How has an "under the radar" company managed to attract 23 million unique visitors per month?
"Aggressive algorithmic traffic acquisition. We have a team of 10 developers and mathematicians who've built homegrown technology that allows us to acquire consumers when they're at the point of cash search. For example, we bid on about half a billion keywords per day -- and have tested over a billion keywords over the last couple of months. We also have great word of mouth, which is the second-most cited reason for people coming to the site. This year we began investing in television for the first time."
CarGurus raised around $130 million from T. Rowe Price and Fidelity beginning in 2015 but before that was bootstrapped for nearly a decade. Why the change in funding strategy?
"From 2006 to 2010 the company had a different business model, which was more content-oriented. In 2011 we shifted more into actual car shopping, and that model began to scale very quickly.
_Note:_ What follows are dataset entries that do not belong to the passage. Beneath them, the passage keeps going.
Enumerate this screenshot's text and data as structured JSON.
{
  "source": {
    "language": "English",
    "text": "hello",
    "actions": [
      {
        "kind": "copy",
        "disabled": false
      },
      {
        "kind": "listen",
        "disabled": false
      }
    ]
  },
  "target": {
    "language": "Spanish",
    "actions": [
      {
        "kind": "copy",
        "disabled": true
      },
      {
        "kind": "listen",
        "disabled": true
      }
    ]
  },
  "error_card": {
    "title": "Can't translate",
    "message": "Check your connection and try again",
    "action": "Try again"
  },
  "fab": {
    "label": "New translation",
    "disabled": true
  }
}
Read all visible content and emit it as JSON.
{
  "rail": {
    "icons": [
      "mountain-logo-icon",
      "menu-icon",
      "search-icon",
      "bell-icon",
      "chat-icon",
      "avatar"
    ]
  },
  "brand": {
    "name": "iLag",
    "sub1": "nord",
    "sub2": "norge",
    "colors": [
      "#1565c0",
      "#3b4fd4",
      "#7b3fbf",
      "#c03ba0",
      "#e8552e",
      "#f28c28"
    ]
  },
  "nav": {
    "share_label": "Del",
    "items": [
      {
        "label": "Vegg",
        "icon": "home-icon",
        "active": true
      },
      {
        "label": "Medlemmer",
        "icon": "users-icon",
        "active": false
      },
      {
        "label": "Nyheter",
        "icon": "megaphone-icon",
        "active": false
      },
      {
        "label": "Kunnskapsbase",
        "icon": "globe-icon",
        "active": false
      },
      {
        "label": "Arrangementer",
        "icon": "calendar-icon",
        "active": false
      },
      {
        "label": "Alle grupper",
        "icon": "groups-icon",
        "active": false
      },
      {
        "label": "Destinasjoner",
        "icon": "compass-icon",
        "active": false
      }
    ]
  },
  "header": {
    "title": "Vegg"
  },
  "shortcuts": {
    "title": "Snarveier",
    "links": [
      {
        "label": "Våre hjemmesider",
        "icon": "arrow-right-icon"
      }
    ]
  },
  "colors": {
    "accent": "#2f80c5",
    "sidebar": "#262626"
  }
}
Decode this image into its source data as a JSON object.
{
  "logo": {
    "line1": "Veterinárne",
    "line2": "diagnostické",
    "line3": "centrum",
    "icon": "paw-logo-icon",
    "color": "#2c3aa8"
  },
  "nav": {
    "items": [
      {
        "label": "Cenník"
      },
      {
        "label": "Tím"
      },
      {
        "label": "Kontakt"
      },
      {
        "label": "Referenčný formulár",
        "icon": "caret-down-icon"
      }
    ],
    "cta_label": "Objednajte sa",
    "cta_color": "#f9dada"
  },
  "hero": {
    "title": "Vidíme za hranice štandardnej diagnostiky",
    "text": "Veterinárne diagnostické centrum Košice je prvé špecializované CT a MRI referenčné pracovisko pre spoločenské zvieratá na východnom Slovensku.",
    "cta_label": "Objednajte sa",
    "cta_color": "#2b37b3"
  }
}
In 2015 we raised capital from T. Rowe to both solidify the balance sheet and provide some liquidity to friends and family who had invested. Then we added Fidelity for more liquidity, and also because we knew at some point we wanted to go public, so it was important to have great partners with us."
The stock is up more than 70% after just a couple hours of trading. Thoughts on leaving so much money on the table?
"We were most focused on getting a great investor base..."
You could have maybe gotten a better one at $2 per share.
"Well, I can't imagine getting a better group of investors. But, overall, share price volatility in the first six months is really more about supply and demand working itself out than about long-term value. Also we did a very low float, which we knew would create more volatility early on, but it was right for the company."